I think that the "other" cultural institutions are of most interest to us where they have things in common with galleries, libraries, archices and museums.
Thanks,
GerardM

Thursday, August 06, 2009

Apple does not like Wiktionary

Apple computer rejected an application for its telephone. The fact that they have funny notions about what its customers can buy is nothing new. What is of interest to me is that the Ninjawords dictionary is based on Wiktionary.

The argument used is that Ninjawords provides access to "other more vulgar words". When people ask me about vulgar words, I always argue that it has a clear benefit when you can learn what has been said to you. Particularly when it is also enriched with etymological information... I know that many people do not really know what they say.
Thanks,
      GerardM

Wednesday, August 05, 2009

Contact with the Indonesian chapter

We are really working hard with the Tropenmuseum. A lot of things and people are involved when you want to produce the best results when you upload a lot of data to Commons. What annotations to upload, how do you make it visually clear that the material is from the Tropenmuseum? How do you inform officially that the Tropenmuseum gives assurances about copyright and licensing? How to write a press release....

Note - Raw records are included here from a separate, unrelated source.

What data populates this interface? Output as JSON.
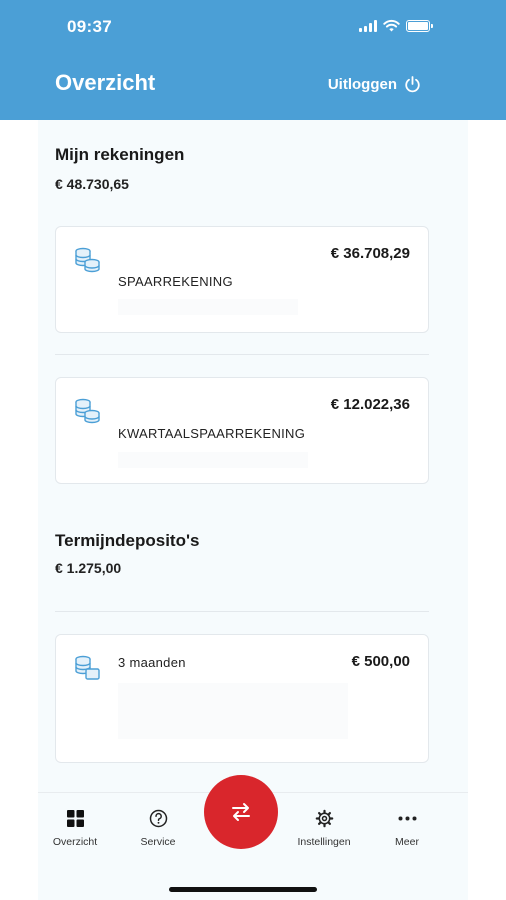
{
  "status_bar": {
    "time": "09:37",
    "icons": [
      "signal-icon",
      "wifi-icon",
      "battery-icon"
    ]
  },
  "header": {
    "title": "Overzicht",
    "logout_label": "Uitloggen",
    "logout_icon": "power-icon",
    "background": "#4b9fd6"
  },
  "accounts": {
    "title": "Mijn rekeningen",
    "total": "€ 48.730,65",
    "items": [
      {
        "label": "SPAARREKENING",
        "amount": "€ 36.708,29",
        "icon": "coins-stack-icon"
      },
      {
        "label": "KWARTAALSPAARREKENING",
        "amount": "€ 12.022,36",
        "icon": "coins-stack-icon"
      }
    ]
  },
  "deposits": {
    "title": "Termijndeposito's",
    "total": "€ 1.275,00",
    "items": [
      {
        "label": "3 maanden",
        "amount": "€ 500,00",
        "icon": "coins-stack-icon"
      }
    ]
  },
  "tabbar": {
    "items": [
      {
        "label": "Overzicht",
        "icon": "grid-icon"
      },
      {
        "label": "Service",
        "icon": "help-circle-icon"
      },
      {
        "label": "Instellingen",
        "icon": "gear-icon"
      },
      {
        "label": "Meer",
        "icon": "more-dots-icon"
      }
    ],
    "fab_icon": "transfer-arrows-icon",
    "fab_color": "#d9262c"
  }
}
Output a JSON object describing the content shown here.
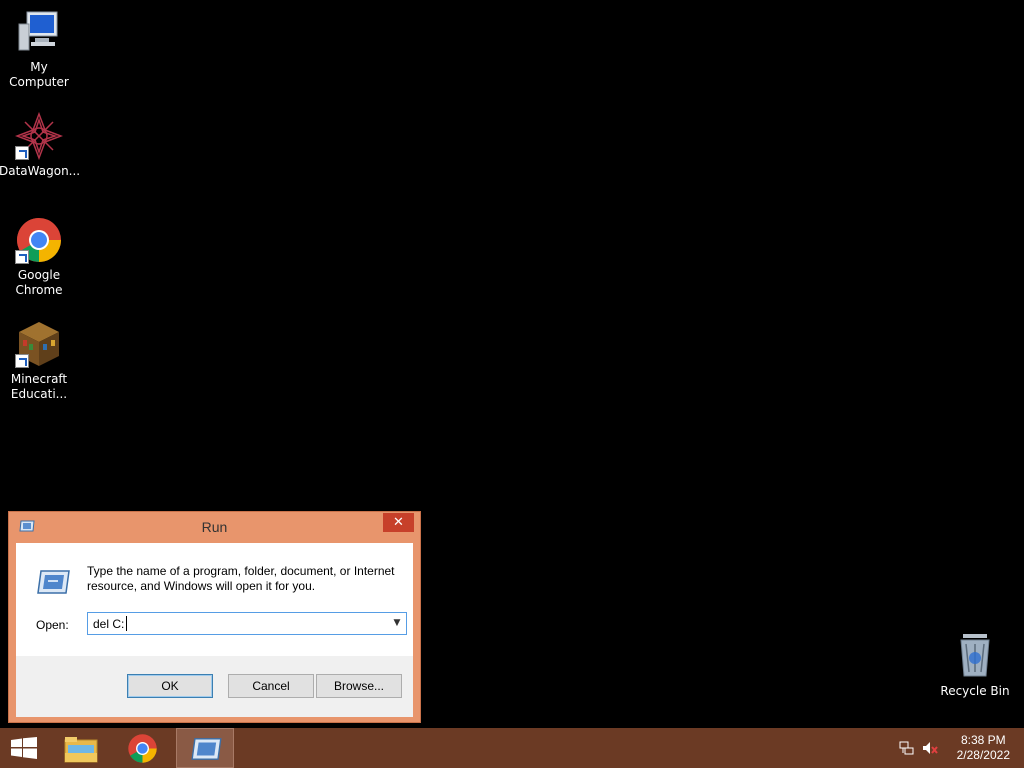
{
  "desktop": {
    "icons": [
      {
        "label": "My Computer",
        "icon": "computer-icon"
      },
      {
        "label": "DataWagon...",
        "icon": "datawagon-icon"
      },
      {
        "label": "Google Chrome",
        "icon": "chrome-icon"
      },
      {
        "label": "Minecraft Educati...",
        "icon": "minecraft-icon"
      },
      {
        "label": "Recycle Bin",
        "icon": "recycle-bin-icon"
      }
    ]
  },
  "run_dialog": {
    "title": "Run",
    "close_glyph": "✕",
    "description": "Type the name of a program, folder, document, or Internet resource, and Windows will open it for you.",
    "open_label": "Open:",
    "open_value": "del C:",
    "ok_label": "OK",
    "cancel_label": "Cancel",
    "browse_label": "Browse..."
  },
  "taskbar": {
    "items": [
      "start-icon",
      "file-explorer-icon",
      "chrome-icon",
      "run-icon"
    ],
    "time": "8:38 PM",
    "date": "2/28/2022"
  },
  "colors": {
    "accent": "#e8956c",
    "taskbar": "#6b3a24",
    "close": "#c7402a"
  }
}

While we are preparing the upload for material about Suriname, we are doing this as the precursor to a much bigger project. Some 100.000 media files about Indonesia. Indonesia used to be a Dutch colony and as a consequence many Indonesian objects found their way into the Netherlands and became part of the Dutch cultural heritage.

While we are working on the material from Suriname, we have started with the preparation of the Indonesian material. It brings with it all kinds of other issues. The annotations of the Tropenmusuem are in Dutch, but who is going to translate that and, into what language.. both English and Bahasa Indonesia would be important for us.. While I am extatic with how this project goes, it makes sense for the people of the Indonesian chapter to get to know the Tropenmuseum and once this relation is established how do I bow out..

The Wikimedia Foundation has a need in all its projects to bring information to people. In the communities of our Wikipedias, we have people all over the world who write up about the world as they know it. What is probably the one of the more important aspects of Commons is, is that it is a repository of mediafiles that is freely licensed and is made available for the whole world to use.